For 2016, it sees average inflation close at the lower end of the 2 percent to 4 percent target range, before hitting the midpoint of the range in 2017 as commodity prices stabilize.

It also said the flexible exchange rate regime and strong external position should help cushion the economy from external shocks.

“The risks to the short-term 2016 outlook are balanced with upside risks related to a better-than-anticipated execution of the 2016 budget and downside risks emanating from the external environment in Brexit,” Sumi said.

IMF also said authorities’ initiatives to strengthen systemic risk monitoring in the financial sector are welcome.

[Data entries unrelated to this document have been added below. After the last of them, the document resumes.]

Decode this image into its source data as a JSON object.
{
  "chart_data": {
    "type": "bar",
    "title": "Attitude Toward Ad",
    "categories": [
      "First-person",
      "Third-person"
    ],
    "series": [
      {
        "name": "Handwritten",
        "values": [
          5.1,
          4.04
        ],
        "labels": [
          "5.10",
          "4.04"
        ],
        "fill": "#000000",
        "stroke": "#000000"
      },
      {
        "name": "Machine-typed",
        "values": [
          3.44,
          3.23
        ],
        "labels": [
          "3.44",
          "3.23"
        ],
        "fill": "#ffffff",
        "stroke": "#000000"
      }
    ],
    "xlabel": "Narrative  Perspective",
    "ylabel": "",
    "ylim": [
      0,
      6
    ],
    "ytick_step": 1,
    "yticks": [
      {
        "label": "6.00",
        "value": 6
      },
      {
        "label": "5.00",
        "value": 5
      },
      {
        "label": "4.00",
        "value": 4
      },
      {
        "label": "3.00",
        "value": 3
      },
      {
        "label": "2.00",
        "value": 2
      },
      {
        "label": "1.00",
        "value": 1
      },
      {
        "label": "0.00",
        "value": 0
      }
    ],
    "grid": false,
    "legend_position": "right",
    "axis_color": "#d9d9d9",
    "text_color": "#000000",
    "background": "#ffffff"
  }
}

Sumi said the Bangko Sentral ng Pilipinas’ micro and macro prudential policies as well as enhanced monitoring of real estate and credit conditions including the introduction of the residential real estate price index (RREPI) have helped maintain financial stability in a challenging global financial environment.

“We also welcome the regulatory agencies’ concerted efforts to maintain financial stability through the Financial Stability Coordination Council (FSCC), including addressing data and regulatory gaps related to real estate developers and concentration risks posed by conglomerate structures and rising corporate leverage,” he added.

Capital market development is crucial for growth and infrastructure investment including public-private partnerships while mitigating concentration risks in the banking system, he said.

Lastly, the IMF stressed that the recent incident involving the unauthorized transfer of $81 million from Bangladesh’s international reserves to entities in the Philippines highlights the need to tighten anti-money laundering legislation and procedures as well as easing bank secrecy in line with international practice, including making tax evasion a predicate crime.